I also try and ask local people (even the owner at your guesthouse can be very helpful!) but when you are asking for advice from the locals you need to be careful how you word it. If you ask them for a good place to eat, often they will send you to what they think is a place that tourists would like to eat at, because sometimes they can’t imagine why you would want to try their super local places. But if you ask them where they personally would go to eat, you usually get a better result.
Other than that, I like to go on food tours/walks if there happens to be something available in the place I am at, and I love doing cooking classes. The great thing about doing these things is not only do you have a different experience, but you can also ask for a wealth of information from a person who lives in the area and has the same interest as you – food!
Tell us about a memorable meal that was so special it is forever ingrained in your memory. Where was it and what set it apart? What was served, and who shared it with you?
When I was in Vietnam last year my boyfriend and I were staying on Phu Quoc Island. We visited some other restaurants around where we were staying, and although I wouldn’t say we were disappointed, we didn’t feel like we had an authentic taste of what Phu Quoc had to offer.
We took a walk down the beach and stumbled across a shack near to the edge of the beach – definitely the most unattractive restaurant around! But we both instantly knew this place would probably would serve us what we were looking for.
They had the most amazing coconut curry made with freshly prepared coconut milk, spices, vegetables, and fish. It was possibly the best curry that I have ever eaten, and we ate it with our feet digging into the sand as we watched the sun set over the endless ocean. The restaurant was run by a really sweet local family who were just trying their best to make ends meet, and serving up amazing home cooked food in the process.
It was the perfect example to show that the nice looking places aren’t necessarily serving up the best food.
What food have you tried in your travels that some might find shocking or surprising? Would you eat it again?
Well although I am not a staunch vegetarian, I don’t eat meat, so the only really crazy creatures I have tried have come from the sea, which probably makes me pretty boring compared to some people (no tarantulas or pigs trotters!) but given that in Spain people are the second biggest seafood consumers in the world there are many different kinds of sea critters around.
Probably the strangest of the sea critters that I have tried are percebeiros. They are barnacles which kind of look like a small animals claw and they are eaten boiled with little seasoning added. While they are a delicacy in Galicia in the North East of Spain I wouldn’t say they are my favourite thing ever, but I would definitely eat them again.

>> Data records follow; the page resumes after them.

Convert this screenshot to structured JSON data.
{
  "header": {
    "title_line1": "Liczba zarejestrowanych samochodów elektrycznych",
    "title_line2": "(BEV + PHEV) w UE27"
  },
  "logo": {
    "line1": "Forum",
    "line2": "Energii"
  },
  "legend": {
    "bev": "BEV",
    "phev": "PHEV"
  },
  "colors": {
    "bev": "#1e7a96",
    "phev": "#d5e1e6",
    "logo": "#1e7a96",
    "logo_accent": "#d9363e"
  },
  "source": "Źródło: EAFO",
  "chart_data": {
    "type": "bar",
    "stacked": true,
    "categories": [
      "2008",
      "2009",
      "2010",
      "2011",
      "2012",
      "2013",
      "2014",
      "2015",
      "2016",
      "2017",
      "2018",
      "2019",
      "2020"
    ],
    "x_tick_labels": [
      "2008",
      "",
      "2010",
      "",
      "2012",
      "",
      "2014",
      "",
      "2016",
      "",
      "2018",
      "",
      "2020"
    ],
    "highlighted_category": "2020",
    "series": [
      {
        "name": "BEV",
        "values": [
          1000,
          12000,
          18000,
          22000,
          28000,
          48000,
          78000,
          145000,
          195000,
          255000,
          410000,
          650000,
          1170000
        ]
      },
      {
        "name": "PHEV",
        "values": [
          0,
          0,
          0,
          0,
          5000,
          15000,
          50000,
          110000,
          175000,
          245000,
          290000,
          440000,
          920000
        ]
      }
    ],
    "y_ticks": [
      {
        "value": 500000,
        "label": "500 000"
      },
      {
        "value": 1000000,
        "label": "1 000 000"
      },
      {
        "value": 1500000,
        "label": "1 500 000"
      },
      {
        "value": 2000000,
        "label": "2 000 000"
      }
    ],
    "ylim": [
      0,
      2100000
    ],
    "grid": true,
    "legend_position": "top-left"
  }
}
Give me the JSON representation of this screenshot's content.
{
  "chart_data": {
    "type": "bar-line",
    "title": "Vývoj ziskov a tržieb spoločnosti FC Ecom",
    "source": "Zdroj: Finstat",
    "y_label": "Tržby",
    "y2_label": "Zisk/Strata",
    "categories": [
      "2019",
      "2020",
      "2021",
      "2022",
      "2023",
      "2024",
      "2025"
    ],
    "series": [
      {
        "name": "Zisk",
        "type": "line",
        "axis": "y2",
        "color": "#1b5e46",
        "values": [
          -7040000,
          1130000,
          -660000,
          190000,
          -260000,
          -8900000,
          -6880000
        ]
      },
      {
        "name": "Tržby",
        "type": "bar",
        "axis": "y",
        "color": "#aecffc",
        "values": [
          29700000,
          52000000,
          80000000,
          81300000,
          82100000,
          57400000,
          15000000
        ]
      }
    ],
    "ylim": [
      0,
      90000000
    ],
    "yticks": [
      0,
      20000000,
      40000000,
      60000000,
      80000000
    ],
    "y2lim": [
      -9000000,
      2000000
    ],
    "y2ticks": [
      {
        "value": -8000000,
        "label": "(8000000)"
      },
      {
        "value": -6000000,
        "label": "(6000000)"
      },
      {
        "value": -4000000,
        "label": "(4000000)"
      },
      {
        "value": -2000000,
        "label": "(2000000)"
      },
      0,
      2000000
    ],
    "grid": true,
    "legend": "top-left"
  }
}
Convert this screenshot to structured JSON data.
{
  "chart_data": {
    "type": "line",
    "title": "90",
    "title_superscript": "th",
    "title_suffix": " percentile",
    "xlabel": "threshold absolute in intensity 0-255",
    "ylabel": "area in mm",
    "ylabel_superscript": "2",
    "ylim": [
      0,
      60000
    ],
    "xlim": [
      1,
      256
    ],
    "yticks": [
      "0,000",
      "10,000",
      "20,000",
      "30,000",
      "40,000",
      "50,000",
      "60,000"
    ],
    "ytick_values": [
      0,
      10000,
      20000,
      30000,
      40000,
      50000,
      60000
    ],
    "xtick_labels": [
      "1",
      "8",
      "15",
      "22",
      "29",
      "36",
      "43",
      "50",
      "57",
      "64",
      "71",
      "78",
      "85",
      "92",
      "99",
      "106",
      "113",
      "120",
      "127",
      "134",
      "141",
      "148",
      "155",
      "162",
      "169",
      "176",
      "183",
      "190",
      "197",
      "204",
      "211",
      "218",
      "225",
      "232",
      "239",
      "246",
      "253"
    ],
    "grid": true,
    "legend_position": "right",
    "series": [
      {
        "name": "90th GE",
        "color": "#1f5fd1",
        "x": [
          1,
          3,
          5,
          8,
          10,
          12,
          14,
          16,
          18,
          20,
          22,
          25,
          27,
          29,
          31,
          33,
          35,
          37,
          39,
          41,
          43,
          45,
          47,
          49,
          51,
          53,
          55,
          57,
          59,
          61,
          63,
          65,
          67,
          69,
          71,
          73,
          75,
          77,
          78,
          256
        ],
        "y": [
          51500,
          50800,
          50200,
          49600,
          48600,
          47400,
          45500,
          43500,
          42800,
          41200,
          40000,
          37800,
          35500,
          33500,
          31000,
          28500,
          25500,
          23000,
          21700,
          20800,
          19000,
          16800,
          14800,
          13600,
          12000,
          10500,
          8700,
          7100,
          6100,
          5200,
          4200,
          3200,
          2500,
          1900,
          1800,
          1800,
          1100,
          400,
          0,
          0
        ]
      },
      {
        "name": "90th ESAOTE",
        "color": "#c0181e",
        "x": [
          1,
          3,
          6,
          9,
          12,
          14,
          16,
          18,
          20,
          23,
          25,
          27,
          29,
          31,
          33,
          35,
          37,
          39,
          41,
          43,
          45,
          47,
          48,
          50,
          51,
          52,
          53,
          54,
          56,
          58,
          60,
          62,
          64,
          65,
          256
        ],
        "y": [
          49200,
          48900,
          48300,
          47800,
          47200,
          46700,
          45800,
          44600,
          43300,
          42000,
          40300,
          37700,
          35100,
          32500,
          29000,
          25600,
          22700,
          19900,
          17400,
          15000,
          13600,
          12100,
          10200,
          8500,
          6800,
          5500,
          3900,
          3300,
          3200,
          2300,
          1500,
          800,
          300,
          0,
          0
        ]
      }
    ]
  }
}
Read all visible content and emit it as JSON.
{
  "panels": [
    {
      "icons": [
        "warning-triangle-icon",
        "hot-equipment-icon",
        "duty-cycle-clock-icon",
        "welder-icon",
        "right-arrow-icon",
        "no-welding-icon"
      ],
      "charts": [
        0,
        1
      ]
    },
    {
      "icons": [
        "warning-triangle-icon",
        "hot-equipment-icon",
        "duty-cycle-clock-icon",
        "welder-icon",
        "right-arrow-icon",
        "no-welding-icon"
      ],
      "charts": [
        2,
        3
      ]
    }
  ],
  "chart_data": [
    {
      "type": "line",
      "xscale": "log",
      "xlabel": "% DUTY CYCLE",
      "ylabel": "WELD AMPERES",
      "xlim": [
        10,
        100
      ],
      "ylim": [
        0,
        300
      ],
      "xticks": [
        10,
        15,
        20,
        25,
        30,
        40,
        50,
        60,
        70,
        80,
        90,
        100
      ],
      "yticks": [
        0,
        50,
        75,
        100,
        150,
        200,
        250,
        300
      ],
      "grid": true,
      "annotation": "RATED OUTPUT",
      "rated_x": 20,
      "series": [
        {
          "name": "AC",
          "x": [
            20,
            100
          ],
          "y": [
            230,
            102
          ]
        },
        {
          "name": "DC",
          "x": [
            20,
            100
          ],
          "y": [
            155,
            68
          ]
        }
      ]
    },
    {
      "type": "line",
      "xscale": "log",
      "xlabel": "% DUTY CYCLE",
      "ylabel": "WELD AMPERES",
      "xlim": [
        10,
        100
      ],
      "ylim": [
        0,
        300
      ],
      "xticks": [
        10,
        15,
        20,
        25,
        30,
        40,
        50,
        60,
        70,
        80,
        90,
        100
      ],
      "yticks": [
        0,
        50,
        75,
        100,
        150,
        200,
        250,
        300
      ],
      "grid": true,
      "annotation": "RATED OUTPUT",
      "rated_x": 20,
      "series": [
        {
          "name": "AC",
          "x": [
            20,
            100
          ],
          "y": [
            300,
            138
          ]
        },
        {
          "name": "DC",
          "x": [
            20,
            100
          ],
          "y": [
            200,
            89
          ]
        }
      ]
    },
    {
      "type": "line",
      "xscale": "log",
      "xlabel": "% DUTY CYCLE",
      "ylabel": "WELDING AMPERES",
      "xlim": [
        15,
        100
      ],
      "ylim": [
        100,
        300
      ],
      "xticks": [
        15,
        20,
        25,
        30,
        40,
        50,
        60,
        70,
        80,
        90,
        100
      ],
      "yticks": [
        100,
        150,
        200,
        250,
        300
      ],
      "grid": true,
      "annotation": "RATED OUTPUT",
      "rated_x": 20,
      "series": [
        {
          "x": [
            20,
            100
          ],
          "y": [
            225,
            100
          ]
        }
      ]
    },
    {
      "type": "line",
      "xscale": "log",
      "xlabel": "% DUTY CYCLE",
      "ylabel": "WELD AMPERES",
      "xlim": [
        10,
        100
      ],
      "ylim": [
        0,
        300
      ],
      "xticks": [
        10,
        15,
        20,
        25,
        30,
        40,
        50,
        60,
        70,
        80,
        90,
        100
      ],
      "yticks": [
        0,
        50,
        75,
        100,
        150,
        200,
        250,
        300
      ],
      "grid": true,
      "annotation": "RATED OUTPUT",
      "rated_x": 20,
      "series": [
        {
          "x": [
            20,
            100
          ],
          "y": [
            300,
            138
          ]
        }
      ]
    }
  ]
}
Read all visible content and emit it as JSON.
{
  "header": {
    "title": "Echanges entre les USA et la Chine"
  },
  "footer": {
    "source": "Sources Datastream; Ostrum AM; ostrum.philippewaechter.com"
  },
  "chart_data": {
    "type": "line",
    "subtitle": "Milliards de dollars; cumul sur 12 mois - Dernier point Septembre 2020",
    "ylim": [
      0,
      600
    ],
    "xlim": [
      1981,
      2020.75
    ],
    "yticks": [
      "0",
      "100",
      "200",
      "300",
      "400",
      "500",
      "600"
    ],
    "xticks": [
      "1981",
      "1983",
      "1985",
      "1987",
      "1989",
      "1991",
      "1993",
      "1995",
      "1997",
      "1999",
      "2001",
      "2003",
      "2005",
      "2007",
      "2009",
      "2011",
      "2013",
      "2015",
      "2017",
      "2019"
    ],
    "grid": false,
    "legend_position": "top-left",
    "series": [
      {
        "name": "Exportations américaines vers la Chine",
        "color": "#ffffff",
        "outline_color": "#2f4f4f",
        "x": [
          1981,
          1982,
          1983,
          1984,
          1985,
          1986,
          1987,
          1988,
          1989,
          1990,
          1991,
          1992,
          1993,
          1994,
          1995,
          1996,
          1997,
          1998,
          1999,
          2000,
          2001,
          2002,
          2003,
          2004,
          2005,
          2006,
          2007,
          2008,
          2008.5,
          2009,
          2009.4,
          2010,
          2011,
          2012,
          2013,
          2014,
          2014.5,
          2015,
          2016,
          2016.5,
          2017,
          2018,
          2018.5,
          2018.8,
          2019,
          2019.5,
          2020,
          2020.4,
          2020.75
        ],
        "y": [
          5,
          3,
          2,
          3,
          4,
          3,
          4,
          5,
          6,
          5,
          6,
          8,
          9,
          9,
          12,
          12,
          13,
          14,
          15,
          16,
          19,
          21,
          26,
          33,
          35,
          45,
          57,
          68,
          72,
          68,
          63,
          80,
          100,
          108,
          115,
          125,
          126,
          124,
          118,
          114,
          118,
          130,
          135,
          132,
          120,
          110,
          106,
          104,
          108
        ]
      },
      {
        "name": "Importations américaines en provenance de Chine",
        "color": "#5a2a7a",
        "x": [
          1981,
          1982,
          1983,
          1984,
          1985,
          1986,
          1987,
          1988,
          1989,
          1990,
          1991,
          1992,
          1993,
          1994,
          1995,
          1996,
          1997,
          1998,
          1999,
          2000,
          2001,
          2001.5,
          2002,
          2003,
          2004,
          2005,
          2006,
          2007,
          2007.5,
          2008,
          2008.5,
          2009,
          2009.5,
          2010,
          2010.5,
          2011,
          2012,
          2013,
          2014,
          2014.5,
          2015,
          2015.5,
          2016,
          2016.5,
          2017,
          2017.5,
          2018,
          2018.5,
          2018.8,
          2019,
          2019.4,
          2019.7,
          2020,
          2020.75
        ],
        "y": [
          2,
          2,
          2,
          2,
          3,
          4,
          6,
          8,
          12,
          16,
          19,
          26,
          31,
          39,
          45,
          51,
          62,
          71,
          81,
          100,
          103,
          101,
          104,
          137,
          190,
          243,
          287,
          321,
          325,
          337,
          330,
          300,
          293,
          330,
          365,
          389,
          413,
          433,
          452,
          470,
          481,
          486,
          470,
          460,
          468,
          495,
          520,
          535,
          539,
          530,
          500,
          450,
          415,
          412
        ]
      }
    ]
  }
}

Another odd thing I just remembered. While staying at a rural homestay in the Kampong Cham province in Cambodia I tried a lotus flower – something that I never knew that you could eat! It had an interesting flavour, almost nutty, and I would snack on those again too.
And just for fun, if you had to choose one country’s cuisine to eat for the rest of your life what would it be?
This is a really hard question to answer because I love different cuisines for different reasons. But if I have to choose… Well, it would have to be something Asian because if living in Spain has taught me one thing, as much as I love Spanish food, I cannot live without Asian food.
I think that I would have to choose Japanese cuisine. I haven’t actually been to Japan yet but I am a huge fan of Japanese food. I know it’s kind of cheating since I have not eaten Japanese food in Japan, but I think once I do go to Japan I might never want to leave!